His core argument is about how organizations work. Top performers have tight enough feedback loops to catch agent-generated issues before they ship. They review the code, identify the mistakes, and adjust when to rely on the tool. “The weaker performers won’t have that self-check,” he writes—and they’re the ones using agents to produce ten times their previous output. At a large company, that math leads to one outcome: a faster decline in average code quality, hidden behind sheer volume.
The result, he argues, will be “a golden age for endless piles of slop, and a dark age for genuine quality.” As a real-world example, he points to reports that Apple is rolling out AI coding tools across its entire engineering team, then asks a simple question: “Do you think macOS will improve or decline over the next two years?”
Where the camps stand
Hotz has aligned himself with what he terms the “LeCun/Marcus camp”—a reference to Yann LeCun, Meta’s top AI researcher, and Gary Marcus, a prominent critic of large language models. Both figures maintain that these models are essentially advanced pattern-recognition systems: they can replicate the patterns found in existing code but lack the ability to reason through truly novel problems from the ground up.

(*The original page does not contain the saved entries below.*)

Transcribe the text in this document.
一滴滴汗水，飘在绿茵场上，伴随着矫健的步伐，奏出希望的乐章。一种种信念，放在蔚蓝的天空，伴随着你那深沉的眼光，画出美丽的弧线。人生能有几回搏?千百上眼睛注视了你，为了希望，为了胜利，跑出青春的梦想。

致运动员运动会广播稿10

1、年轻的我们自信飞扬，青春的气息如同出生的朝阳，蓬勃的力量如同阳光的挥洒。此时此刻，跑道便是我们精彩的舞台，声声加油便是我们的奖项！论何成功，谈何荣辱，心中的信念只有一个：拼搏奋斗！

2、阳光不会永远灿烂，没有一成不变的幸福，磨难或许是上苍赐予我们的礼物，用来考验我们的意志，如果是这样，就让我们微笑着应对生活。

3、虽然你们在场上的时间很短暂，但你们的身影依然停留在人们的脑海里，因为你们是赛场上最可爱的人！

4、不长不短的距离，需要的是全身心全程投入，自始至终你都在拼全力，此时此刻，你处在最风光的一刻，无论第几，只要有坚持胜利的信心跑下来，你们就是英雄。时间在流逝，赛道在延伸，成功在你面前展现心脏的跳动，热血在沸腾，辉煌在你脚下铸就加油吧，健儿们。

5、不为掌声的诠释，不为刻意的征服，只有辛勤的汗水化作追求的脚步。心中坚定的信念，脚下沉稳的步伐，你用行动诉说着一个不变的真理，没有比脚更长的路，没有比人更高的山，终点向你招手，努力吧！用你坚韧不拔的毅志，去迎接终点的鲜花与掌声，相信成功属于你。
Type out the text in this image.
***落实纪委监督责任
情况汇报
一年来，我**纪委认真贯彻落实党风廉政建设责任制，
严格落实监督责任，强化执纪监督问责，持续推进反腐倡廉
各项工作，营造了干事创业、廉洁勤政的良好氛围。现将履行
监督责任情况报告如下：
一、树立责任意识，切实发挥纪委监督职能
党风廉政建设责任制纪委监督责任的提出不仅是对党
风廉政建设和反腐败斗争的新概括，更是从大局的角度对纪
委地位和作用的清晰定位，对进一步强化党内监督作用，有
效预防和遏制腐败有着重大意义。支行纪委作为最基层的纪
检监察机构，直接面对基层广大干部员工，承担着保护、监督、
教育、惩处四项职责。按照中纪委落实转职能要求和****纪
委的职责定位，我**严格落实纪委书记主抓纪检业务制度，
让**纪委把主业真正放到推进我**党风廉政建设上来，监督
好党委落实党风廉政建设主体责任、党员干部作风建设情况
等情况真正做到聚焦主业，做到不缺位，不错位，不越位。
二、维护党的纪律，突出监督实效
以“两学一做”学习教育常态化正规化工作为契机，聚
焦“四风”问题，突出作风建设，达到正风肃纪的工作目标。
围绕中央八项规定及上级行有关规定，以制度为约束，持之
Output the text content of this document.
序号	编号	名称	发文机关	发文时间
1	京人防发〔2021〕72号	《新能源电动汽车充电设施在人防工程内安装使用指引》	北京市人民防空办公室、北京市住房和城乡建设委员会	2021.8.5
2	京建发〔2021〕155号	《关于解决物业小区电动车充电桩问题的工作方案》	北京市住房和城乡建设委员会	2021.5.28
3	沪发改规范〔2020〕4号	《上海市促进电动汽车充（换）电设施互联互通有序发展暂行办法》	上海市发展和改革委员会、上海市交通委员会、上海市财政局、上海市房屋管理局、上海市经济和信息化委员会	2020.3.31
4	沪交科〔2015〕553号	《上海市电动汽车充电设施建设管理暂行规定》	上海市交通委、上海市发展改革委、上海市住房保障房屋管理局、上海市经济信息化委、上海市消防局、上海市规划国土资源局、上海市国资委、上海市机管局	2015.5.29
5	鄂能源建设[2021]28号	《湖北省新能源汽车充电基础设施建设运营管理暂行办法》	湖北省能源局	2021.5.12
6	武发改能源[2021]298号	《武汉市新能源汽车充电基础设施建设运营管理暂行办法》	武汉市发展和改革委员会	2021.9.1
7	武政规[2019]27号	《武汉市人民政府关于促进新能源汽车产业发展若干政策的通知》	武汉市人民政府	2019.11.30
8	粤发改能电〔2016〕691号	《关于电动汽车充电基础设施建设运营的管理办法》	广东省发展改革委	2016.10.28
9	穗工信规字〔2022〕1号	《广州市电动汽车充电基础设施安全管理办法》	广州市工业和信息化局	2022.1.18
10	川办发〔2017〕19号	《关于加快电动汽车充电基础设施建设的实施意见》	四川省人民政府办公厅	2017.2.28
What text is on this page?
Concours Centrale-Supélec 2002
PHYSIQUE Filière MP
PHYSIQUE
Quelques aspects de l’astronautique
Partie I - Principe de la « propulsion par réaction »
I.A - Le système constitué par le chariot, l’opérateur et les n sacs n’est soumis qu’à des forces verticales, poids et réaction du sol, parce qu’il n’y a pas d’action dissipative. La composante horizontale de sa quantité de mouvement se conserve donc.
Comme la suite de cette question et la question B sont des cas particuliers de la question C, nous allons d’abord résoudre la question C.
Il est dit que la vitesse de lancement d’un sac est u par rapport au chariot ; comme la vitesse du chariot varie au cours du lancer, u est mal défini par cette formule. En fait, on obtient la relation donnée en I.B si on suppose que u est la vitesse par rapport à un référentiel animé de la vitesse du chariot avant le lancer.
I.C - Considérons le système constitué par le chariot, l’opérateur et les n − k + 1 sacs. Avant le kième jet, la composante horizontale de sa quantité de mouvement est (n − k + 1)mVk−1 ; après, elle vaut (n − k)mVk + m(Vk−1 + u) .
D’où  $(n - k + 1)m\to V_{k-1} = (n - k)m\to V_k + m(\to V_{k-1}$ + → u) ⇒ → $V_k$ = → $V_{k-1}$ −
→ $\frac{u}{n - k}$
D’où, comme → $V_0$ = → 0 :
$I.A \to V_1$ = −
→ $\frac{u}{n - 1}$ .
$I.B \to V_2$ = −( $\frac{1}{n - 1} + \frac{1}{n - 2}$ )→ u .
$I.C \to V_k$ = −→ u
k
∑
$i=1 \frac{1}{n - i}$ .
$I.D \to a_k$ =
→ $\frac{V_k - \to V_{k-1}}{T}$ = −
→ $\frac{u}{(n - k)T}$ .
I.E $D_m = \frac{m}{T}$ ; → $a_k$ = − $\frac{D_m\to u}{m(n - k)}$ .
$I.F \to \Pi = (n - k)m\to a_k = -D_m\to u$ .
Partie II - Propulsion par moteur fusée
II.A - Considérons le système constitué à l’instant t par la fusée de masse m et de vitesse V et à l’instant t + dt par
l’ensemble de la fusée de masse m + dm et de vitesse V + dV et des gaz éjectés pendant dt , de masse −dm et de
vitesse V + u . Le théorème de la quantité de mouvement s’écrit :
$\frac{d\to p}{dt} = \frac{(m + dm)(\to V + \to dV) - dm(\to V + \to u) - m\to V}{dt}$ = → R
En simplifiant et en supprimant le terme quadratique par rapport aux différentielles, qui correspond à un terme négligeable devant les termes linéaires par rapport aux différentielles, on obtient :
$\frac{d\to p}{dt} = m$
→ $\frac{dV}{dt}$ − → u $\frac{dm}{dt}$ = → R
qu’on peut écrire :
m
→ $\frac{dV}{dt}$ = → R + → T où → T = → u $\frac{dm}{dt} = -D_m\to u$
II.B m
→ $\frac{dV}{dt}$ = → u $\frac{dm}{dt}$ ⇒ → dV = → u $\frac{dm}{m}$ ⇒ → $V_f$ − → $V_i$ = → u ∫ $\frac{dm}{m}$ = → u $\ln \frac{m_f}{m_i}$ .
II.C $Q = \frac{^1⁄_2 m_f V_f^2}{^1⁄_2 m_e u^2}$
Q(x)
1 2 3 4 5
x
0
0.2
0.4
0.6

Vibe coding—simply describing your desired outcome in everyday language and allowing the AI to produce the code—has surged in popularity over the last year, with leading AI labs marketing agent-driven coding as one of their cornerstone offerings. In 2025, Microsoft upgraded GitHub Copilot into a complete agent-based system, with CEO Satya Nadella framing it as a foundational shift on par with the transition to cloud computing.
The resistance to Hotz’s view is not merely theoretical. Karpathy, who had expressed doubts about AI agents earlier in 2025, changed his mind following the release of newer models and signed on to Anthropic’s pre-training team on May 19—just five days before Hotz published his piece. He characterized the coming years at the cutting edge as “particularly pivotal.”
Anthropic CEO Dario Amodei remarked at Davos that certain Anthropic engineers have already stopped writing code by hand, instead letting AI models take over the coding tasks while they focus on reviewing the results. Hotz, on the other hand, says he attempted a similar approach but found himself compelled to step in and hand-correct the output every single time.